Gamers didn't react well.
It's not so much that they showed more emotions from her, as it is that she somehow became incompetent. It's not that people hated having to not use powers because Adam said so, but because the orders made no sense, hence the infamy of that part where you had to go through an extremely hot room without using heat-resistive armor. If he just put restrictions on the Plasma Beam and Power Bombs, it would be understandable (one poses the risk of accidental friendly fire by phasing through walls, and the other is basically a tiny nuke), but there was no justifiable reason for disabling protective systems[Footnote] Imagine David Sarif calling up Adam in the middle of Hengsha and saying "hey, no using invisibility in this section, kthnxbye." [/Footnote]. It wasn't anger that Samus got upset at Ridley's return, but that her suddenly freezing up hadn't been given any story justification or foreshadowing prior to it, and she had never shown signs of reacting like that before in the several other run-ins with it (nor indeed, in the game set after this one), so it came out of nowhere.

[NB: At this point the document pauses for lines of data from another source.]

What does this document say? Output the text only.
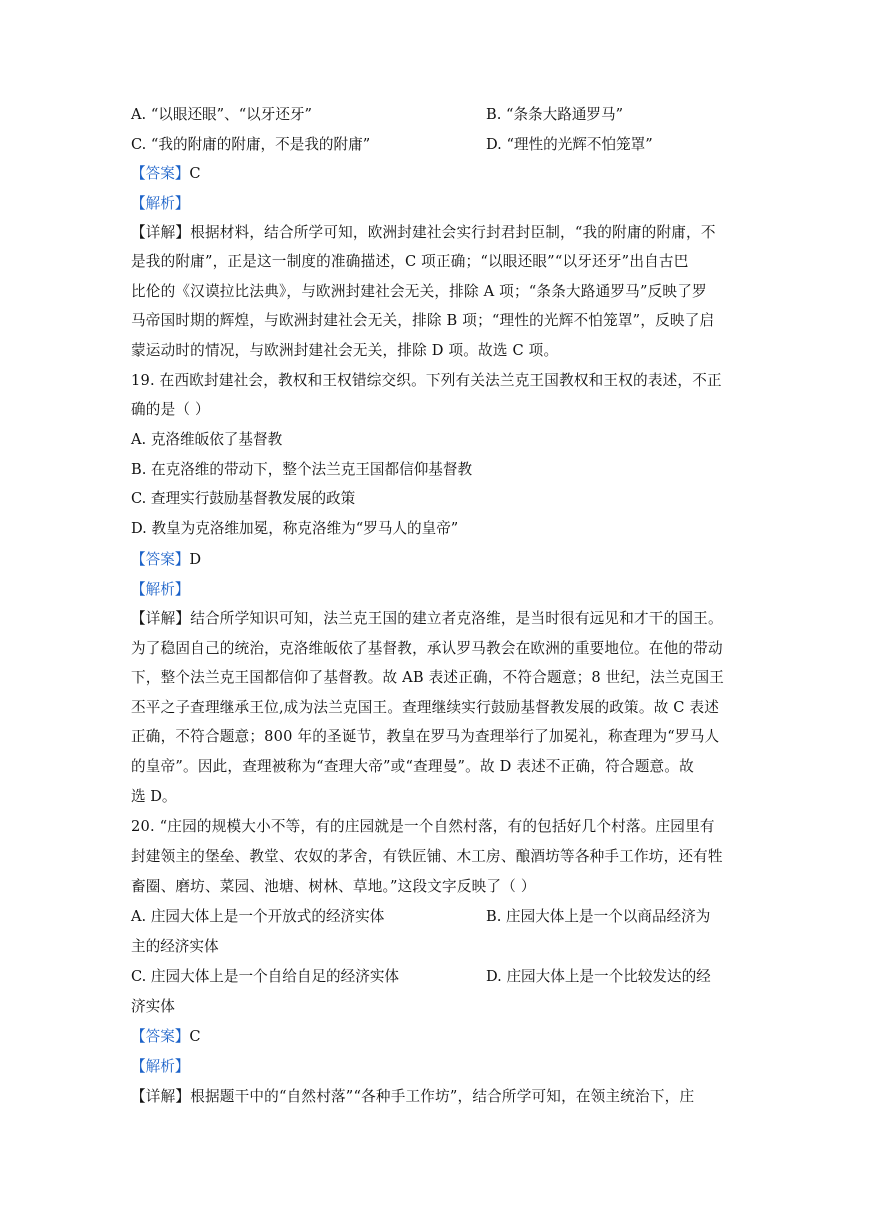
A. “以眼还眼”、“以牙还牙”	B. “条条大路通罗马”
C. “我的附庸的附庸，不是我的附庸”	D. “理性的光辉不怕笼罩”
【答案】C
【解析】
【详解】根据材料，结合所学可知，欧洲封建社会实行封君封臣制，“我的附庸的附庸，不
是我的附庸”，正是这一制度的准确描述，C 项正确；“以眼还眼”“以牙还牙”出自古巴
比伦的《汉谟拉比法典》，与欧洲封建社会无关，排除 A 项；“条条大路通罗马”反映了罗
马帝国时期的辉煌，与欧洲封建社会无关，排除 B 项；“理性的光辉不怕笼罩”，反映了启
蒙运动时的情况，与欧洲封建社会无关，排除 D 项。故选 C 项。
19. 在西欧封建社会，教权和王权错综交织。下列有关法兰克王国教权和王权的表述，不正
确的是（ ）
A. 克洛维皈依了基督教
B. 在克洛维的带动下，整个法兰克王国都信仰基督教
C. 查理实行鼓励基督教发展的政策
D. 教皇为克洛维加冕，称克洛维为“罗马人的皇帝”
【答案】D
【解析】
【详解】结合所学知识可知，法兰克王国的建立者克洛维，是当时很有远见和才干的国王。
为了稳固自己的统治，克洛维皈依了基督教，承认罗马教会在欧洲的重要地位。在他的带动
下，整个法兰克王国都信仰了基督教。故 AB 表述正确，不符合题意；8 世纪，法兰克国王
丕平之子查理继承王位,成为法兰克国王。查理继续实行鼓励基督教发展的政策。故 C 表述
正确，不符合题意；800 年的圣诞节，教皇在罗马为查理举行了加冕礼，称查理为“罗马人
的皇帝”。因此，查理被称为“查理大帝”或“查理曼”。故 D 表述不正确，符合题意。故
选 D。
20. “庄园的规模大小不等，有的庄园就是一个自然村落，有的包括好几个村落。庄园里有
封建领主的堡垒、教堂、农奴的茅舍，有铁匠铺、木工房、酿酒坊等各种手工作坊，还有牲
畜圈、磨坊、菜园、池塘、树林、草地。”这段文字反映了（ ）
A. 庄园大体上是一个开放式的经济实体	B. 庄园大体上是一个以商品经济为
主的经济实体
C. 庄园大体上是一个自给自足的经济实体	D. 庄园大体上是一个比较发达的经
济实体
【答案】C
【解析】
【详解】根据题干中的“自然村落”“各种手工作坊”，结合所学可知，在领主统治下，庄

The outrage wasn't because they showed the more emotional side of her character, it was because they completely changed it, with no explanation or character development leading up to those changes.

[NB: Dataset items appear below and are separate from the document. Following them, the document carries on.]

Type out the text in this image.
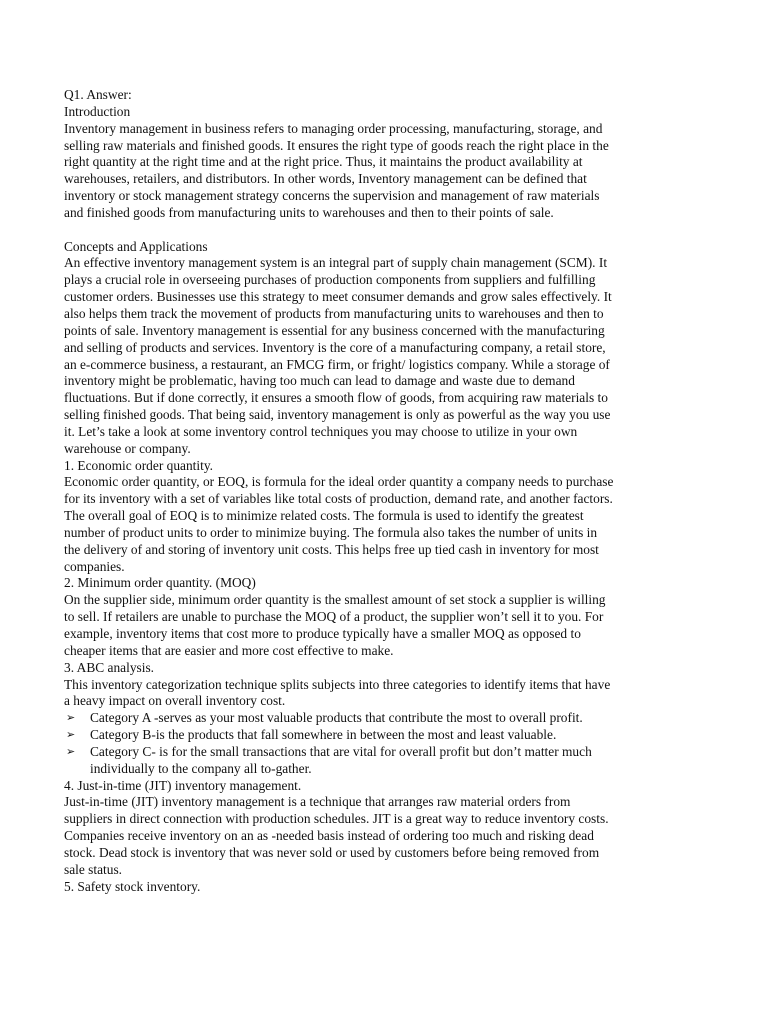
Q1. Answer:

Introduction

Inventory management in business refers to managing order processing, manufacturing, storage, and

selling raw materials and finished goods. It ensures the right type of goods reach the right place in the

right quantity at the right time and at the right price. Thus, it maintains the product availability at

warehouses, retailers, and distributors. In other words, Inventory management can be defined that

inventory or stock management strategy concerns the supervision and management of raw materials

and finished goods from manufacturing units to warehouses and then to their points of sale.

Concepts and Applications

An effective inventory management system is an integral part of supply chain management (SCM). It

plays a crucial role in overseeing purchases of production components from suppliers and fulfilling

customer orders. Businesses use this strategy to meet consumer demands and grow sales effectively. It

also helps them track the movement of products from manufacturing units to warehouses and then to

points of sale. Inventory management is essential for any business concerned with the manufacturing

and selling of products and services. Inventory is the core of a manufacturing company, a retail store,

an e-commerce business, a restaurant, an FMCG firm, or fright/ logistics company. While a storage of

inventory might be problematic, having too much can lead to damage and waste due to demand

fluctuations. But if done correctly, it ensures a smooth flow of goods, from acquiring raw materials to

selling finished goods. That being said, inventory management is only as powerful as the way you use

it. Let’s take a look at some inventory control techniques you may choose to utilize in your own

warehouse or company.

1. Economic order quantity.

Economic order quantity, or EOQ, is formula for the ideal order quantity a company needs to purchase

for its inventory with a set of variables like total costs of production, demand rate, and another factors.

The overall goal of EOQ is to minimize related costs. The formula is used to identify the greatest

number of product units to order to minimize buying. The formula also takes the number of units in

the delivery of and storing of inventory unit costs. This helps free up tied cash in inventory for most

companies.

2. Minimum order quantity. (MOQ)

On the supplier side, minimum order quantity is the smallest amount of set stock a supplier is willing

to sell. If retailers are unable to purchase the MOQ of a product, the supplier won’t sell it to you. For

example, inventory items that cost more to produce typically have a smaller MOQ as opposed to

cheaper items that are easier and more cost effective to make.

3. ABC analysis.

This inventory categorization technique splits subjects into three categories to identify items that have

a heavy impact on overall inventory cost.

➢ Category A -serves as your most valuable products that contribute the most to overall profit.

➢ Category B-is the products that fall somewhere in between the most and least valuable.

➢ Category C- is for the small transactions that are vital for overall profit but don’t matter much

individually to the company all to-gather.

4. Just-in-time (JIT) inventory management.

Just-in-time (JIT) inventory management is a technique that arranges raw material orders from

suppliers in direct connection with production schedules. JIT is a great way to reduce inventory costs.

Companies receive inventory on an as -needed basis instead of ordering too much and risking dead

stock. Dead stock is inventory that was never sold or used by customers before being removed from

sale status.

5. Safety stock inventory.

If they decided to explore the consequences of Master Chief having all his fears, concerns, and emotional "weaknesses" forcefully stripped out of him as a child (which they apparently did somewhat in 4 with his interactions with Cortana), I don't think people would mind. If they suddenly had him freak out and go comatose at the sight of a Brute, and refuse to use his armor's energy shields on a $20 bet with the Arbiter, people would lose their shit.